Правильность моего взгляда на сущность сезаннизма доказывает также спор знаменитых композиторов Франции. Дебюсси играет красками и создает жидкую музыку, которая представляет собою игру настроений, игру блестками, жонглерство красками. Между тем, — говорят его противники, — музыка должна быть похожа не на импрессионистскую картину, а на архитектурное построение. Важно выразить не игру настроений, дать не скерцо, не каприччо, не импровизацию, а целый звуковой храм. Назад к Баху, назад к религиозной музыке, назад к старой конструкции! Д'Энди прямо говорит, что эта монументальная музыка организуется одновременно с переходом общества от анархии к монументальному единству великой монархии[262].
Буржуазия повернула ко всей тяжести казарменно–патриоти–ческого воспитания, пошла по пути увеличения власти президентов и диктаторов и т. д.; все это буржуазии понадобилось для борьбы с внешним и особенно внутренним врагом. Есть ли в настоящее время такое буржуазное течение, которое стоит на лозунге «Долой парламент! Да здравствует родина!» и которое в то же самое время под родиной разумеет крепкую организацию господствующих классов, грубой силой подавляющую все, что ей сопротивляется за границей или в собственной стране? Такое течение есть. До войны 1914 года оно проявлялось уже в виде растущего шовинизма, милитаризма, изменившего весь облик интеллигентного буржуа.

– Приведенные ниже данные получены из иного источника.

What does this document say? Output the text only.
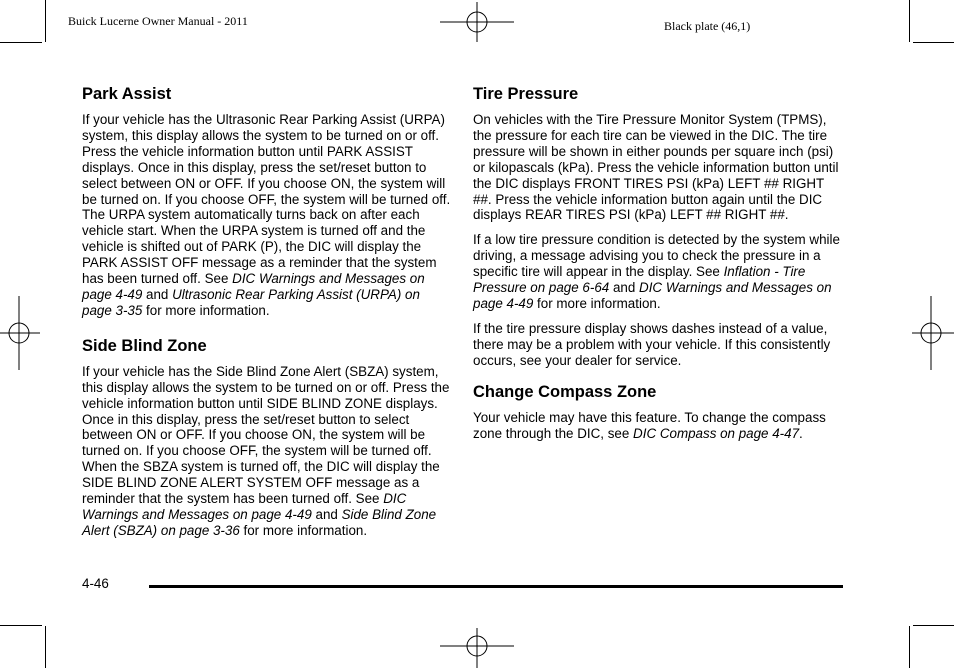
Buick Lucerne Owner Manual - 2011	Black plate (46,1)
Park Assist
If your vehicle has the Ultrasonic Rear Parking Assist (URPA) system, this display allows the system to be turned on or off. Press the vehicle information button until PARK ASSIST displays. Once in this display, press the set/reset button to select between ON or OFF. If you choose ON, the system will be turned on. If you choose OFF, the system will be turned off. The URPA system automatically turns back on after each vehicle start. When the URPA system is turned off and the vehicle is shifted out of PARK (P), the DIC will display the PARK ASSIST OFF message as a reminder that the system has been turned off. See DIC Warnings and Messages on page 4-49 and Ultrasonic Rear Parking Assist (URPA) on page 3-35 for more information.
Side Blind Zone
If your vehicle has the Side Blind Zone Alert (SBZA) system, this display allows the system to be turned on or off. Press the vehicle information button until SIDE BLIND ZONE displays. Once in this display, press the set/reset button to select between ON or OFF. If you choose ON, the system will be turned on. If you choose OFF, the system will be turned off. When the SBZA system is turned off, the DIC will display the SIDE BLIND ZONE ALERT SYSTEM OFF message as a reminder that the system has been turned off. See DIC Warnings and Messages on page 4-49 and Side Blind Zone Alert (SBZA) on page 3-36 for more information.
Tire Pressure
On vehicles with the Tire Pressure Monitor System (TPMS), the pressure for each tire can be viewed in the DIC. The tire pressure will be shown in either pounds per square inch (psi) or kilopascals (kPa). Press the vehicle information button until the DIC displays FRONT TIRES PSI (kPa) LEFT ## RIGHT ##. Press the vehicle information button again until the DIC displays REAR TIRES PSI (kPa) LEFT ## RIGHT ##.
If a low tire pressure condition is detected by the system while driving, a message advising you to check the pressure in a specific tire will appear in the display. See Inflation - Tire Pressure on page 6-64 and DIC Warnings and Messages on page 4-49 for more information.
If the tire pressure display shows dashes instead of a value, there may be a problem with your vehicle. If this consistently occurs, see your dealer for service.
Change Compass Zone
Your vehicle may have this feature. To change the compass zone through the DIC, see DIC Compass on page 4-47.
4-46
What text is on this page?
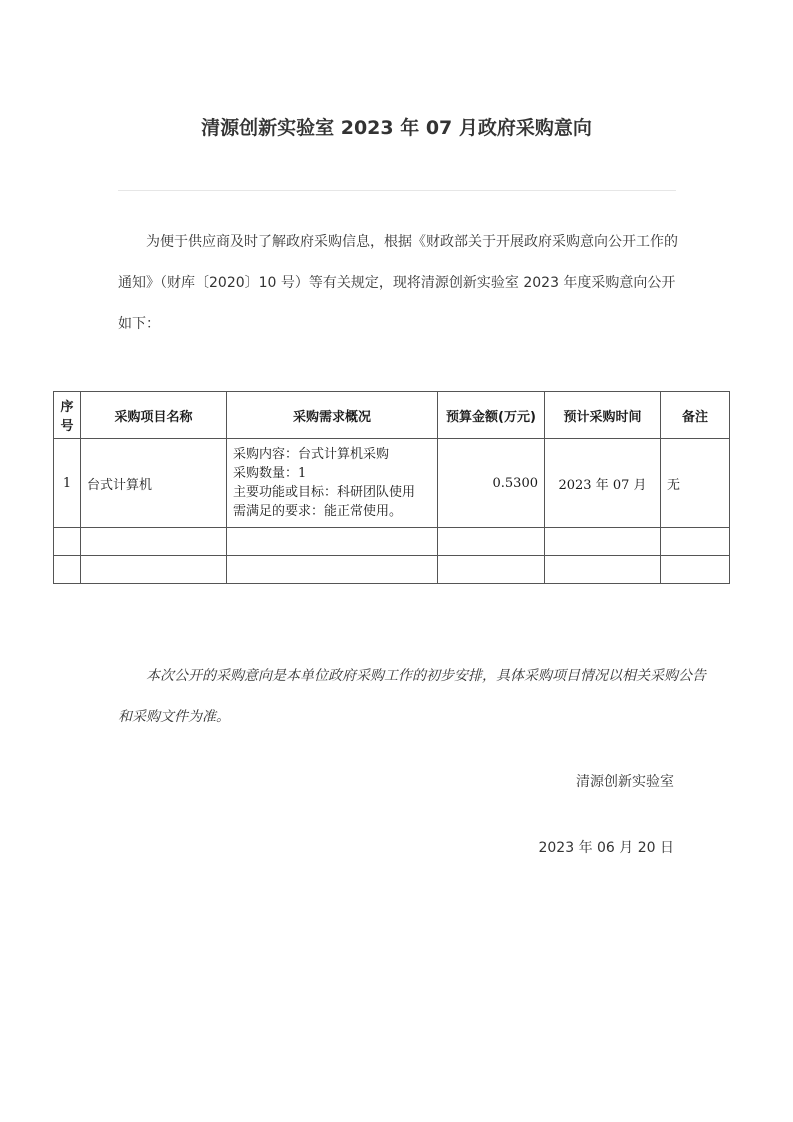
清源创新实验室 2023 年 07 月政府采购意向
为便于供应商及时了解政府采购信息，根据《财政部关于开展政府采购意向公开工作的
通知》（财库〔2020〕10 号）等有关规定，现将清源创新实验室 2023 年度采购意向公开
如下：
序号	采购项目名称	采购需求概况	预算金额(万元)	预计采购时间	备注
1	台式计算机	采购内容：台式计算机采购
采购数量：1
主要功能或目标：科研团队使用
需满足的要求：能正常使用。	0.5300	2023 年 07 月	无

本次公开的采购意向是本单位政府采购工作的初步安排，具体采购项目情况以相关采购公告
和采购文件为准。
清源创新实验室
2023 年 06 月 20 日
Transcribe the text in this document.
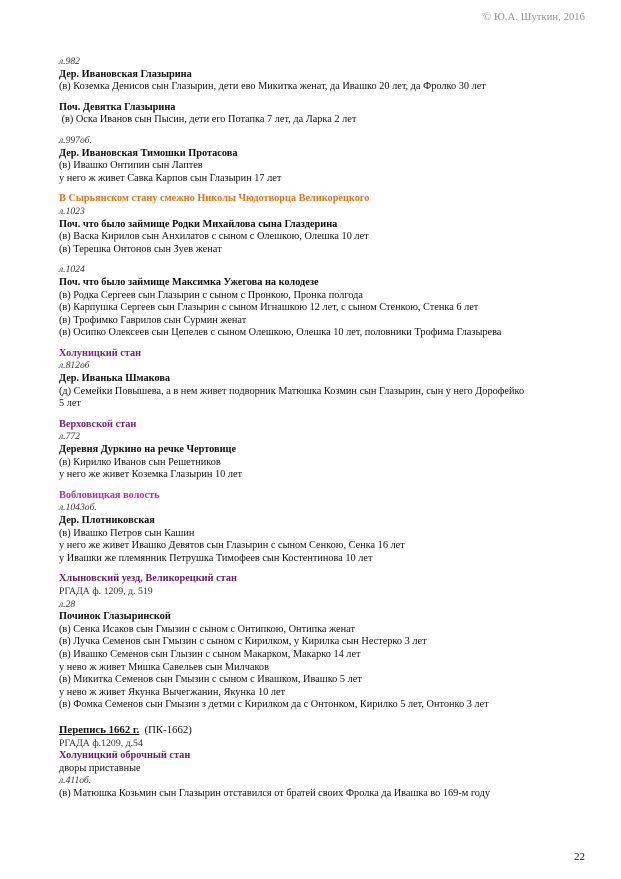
© Ю.А. Шуткин, 2016
л.982
Дер. Ивановская Глазырина
(в) Коземка Денисов сын Глазырин, дети ево Микитка женат, да Ивашко 20 лет, да Фролко 30 лет
Поч. Девятка Глазырина
(в) Оска Иванов сын Пысин, дети его Потапка 7 лет, да Ларка 2 лет
л.997об.
Дер. Ивановская Тимошки Протасова
(в) Ивашко Онтипин сын Лаптев
у него ж живет Савка Карпов сын Глазырин 17 лет
В Сырьянском стану смежно Николы Чюдотворца Великорецкого
л.1023
Поч. что было займище Родки Михайлова сына Глаздерина
(в) Васка Кирилов сын Анхилатов с сыном с Олешкою, Олешка 10 лет
(в) Терешка Онтонов сын Зуев женат
л.1024
Поч. что было займище Максимка Ужегова на колодезе
(в) Родка Сергеев сын Глазырин с сыном с Пронкою, Пронка полгода
(в) Карпушка Сергеев сын Глазырин с сыном Игнашкою 12 лет, с сыном Стенкою, Стенка 6 лет
(в) Трофимко Гаврилов сын Сурмин женат
(в) Осипко Олексеев сын Цепелев с сыном Олешкою, Олешка 10 лет, половники Трофима Глазырева
Холуницкий стан
л.812об
Дер. Иванька Шмакова
(д) Семейки Повышева, а в нем живет подворник Матюшка Козмин сын Глазырин, сын у него Дорофейко
5 лет
Верховской стан
л.772
Деревня Дуркино на речке Чертовице
(в) Кирилко Иванов сын Решетников
у него же живет Коземка Глазырин 10 лет
Вобловицкая волость
л.1043об.
Дер. Плотниковская
(в) Ивашко Петров сын Кашин
у него же живет Ивашко Девятов сын Глазырин с сыном Сенкою, Сенка 16 лет
у Ивашки же племянник Петрушка Тимофеев сын Костентинова 10 лет
Хлыновский уезд, Великорецкий стан
РГАДА ф. 1209, д. 519
л.28
Починок Глазыринской
(в) Сенка Исаков сын Гмызин с сыном с Онтипкою, Онтипка женат
(в) Лучка Семенов сын Гмызин с сыном с Кирилком, у Кирилка сын Нестерко 3 лет
(в) Ивашко Семенов сын Глызин с сыном Макарком, Макарко 14 лет
у нево ж живет Мишка Савельев сын Милчаков
(в) Микитка Семенов сын Гмызин с сыном с Ивашком, Ивашко 5 лет
у нево ж живет Якунка Вычегжанин, Якунка 10 лет
(в) Фомка Семенов сын Гмызин з детми с Кирилком да с Онтонком, Кирилко 5 лет, Онтонко 3 лет
Перепись 1662 г. (ПК-1662)
РГАДА ф.1209, д.54
Холуницкий оброчный стан
дворы приставные
л.411об.
(в) Матюшка Козьмин сын Глазырин отставился от братей своих Фролка да Ивашка во 169-м году
22
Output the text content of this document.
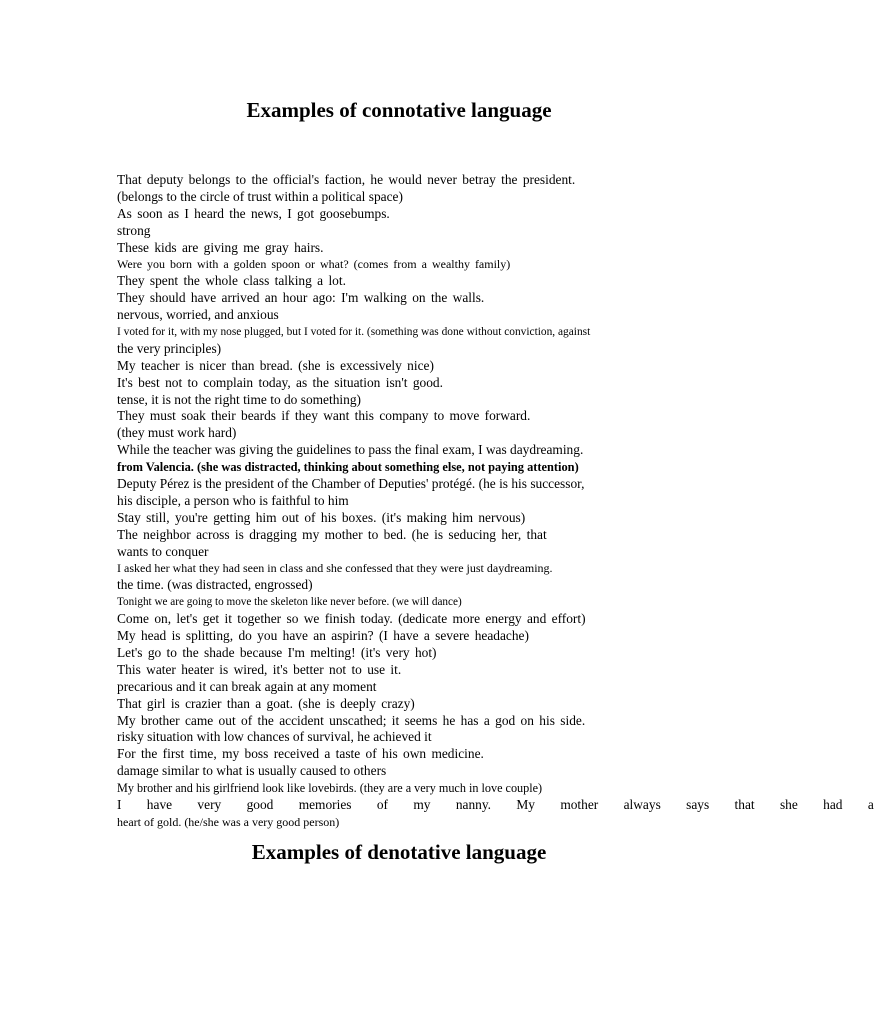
Examples of connotative language
That deputy belongs to the official's faction, he would never betray the president.
(belongs to the circle of trust within a political space)
As soon as I heard the news, I got goosebumps.
strong
These kids are giving me gray hairs.
Were you born with a golden spoon or what? (comes from a wealthy family)
They spent the whole class talking a lot.
They should have arrived an hour ago: I'm walking on the walls.
nervous, worried, and anxious
I voted for it, with my nose plugged, but I voted for it. (something was done without conviction, against
the very principles)
My teacher is nicer than bread. (she is excessively nice)
It's best not to complain today, as the situation isn't good.
tense, it is not the right time to do something)
They must soak their beards if they want this company to move forward.
(they must work hard)
While the teacher was giving the guidelines to pass the final exam, I was daydreaming.
from Valencia. (she was distracted, thinking about something else, not paying attention)
Deputy Pérez is the president of the Chamber of Deputies' protégé. (he is his successor,
his disciple, a person who is faithful to him
Stay still, you're getting him out of his boxes. (it's making him nervous)
The neighbor across is dragging my mother to bed. (he is seducing her, that
wants to conquer
I asked her what they had seen in class and she confessed that they were just daydreaming.
the time. (was distracted, engrossed)
Tonight we are going to move the skeleton like never before. (we will dance)
Come on, let's get it together so we finish today. (dedicate more energy and effort)
My head is splitting, do you have an aspirin? (I have a severe headache)
Let's go to the shade because I'm melting! (it's very hot)
This water heater is wired, it's better not to use it.
precarious and it can break again at any moment
That girl is crazier than a goat. (she is deeply crazy)
My brother came out of the accident unscathed; it seems he has a god on his side.
risky situation with low chances of survival, he achieved it
For the first time, my boss received a taste of his own medicine.
damage similar to what is usually caused to others
My brother and his girlfriend look like lovebirds. (they are a very much in love couple)
I have very good memories of my nanny. My mother always says that she had a
heart of gold. (he/she was a very good person)
Examples of denotative language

Посмотрели бы вы на довоенную французскую буржуазию.
Передовым типом молодого буржуа того времени был человек, одетый чуть не по–женски; все его заботы о внешности сводились к тому, чтобы казаться духовным, хрупким. Он боялся всего грубого, то есть здоровья. Бифштекс? Что вы! Кроме каких–нибудь самых воздушных сиропов, он ничего не мог в себя воспринимать. У него был катар желудка, катар сердца; он не мог любить женщину, а должен был утверждать, что в этой жизни любовь грязна, что мы соединимся с любимой по ту сторону гроба и т. д. Таков был этот изнежснньМ молодой буржуа в конце века, и такую же изнеженную литературу создавал он и создавали для него.
А посмотрите, что сделалось, начиная с 900–х годов, когда крикливо выступил Маринетти? Буржуа учится фехтовать, боксировать, мчится с быстротой молнии на автомобилях, укрепляет свои мускулы спортом[263]. Американцам подражают — ведь нужен огромный запас энергии, чтобы удержать мир в своих руках. Брошен лозунг: «Подтягивайтесь! И подтягивайтесь, и организуйтесь!» Для чего? Чтобы сделать Францию (или вообще «родину») сильной державой. А сильная держава и власть внутри и вовне даст возможность построить громаднейшее национальное здание, в котором все части крепко пригнаны и служат для его величия. К искусству стали предъявлять соответствующие требования: увлекать, подтягивать, давать энергию и призывать к организации. Кубист энергии давал мало. Кубист пошел по линии анализа и рефлексии. Интеллигентная Франция, хотя идея «организации» ей давно импонировала, была еще слишком вялой, она была еще слишком гнперкультурна и не готова была сразу к тому, чтобы захрюкать и зарычать, чтобы в ней сразу проснулся зверь.
Теперь задачей буржуазного художника стало вникнуть во «внутреннее строение» вещей, каждую вещь понять в ее частной конструкции и соединить ее с другими в виде сложной, но прочной общей конструкции.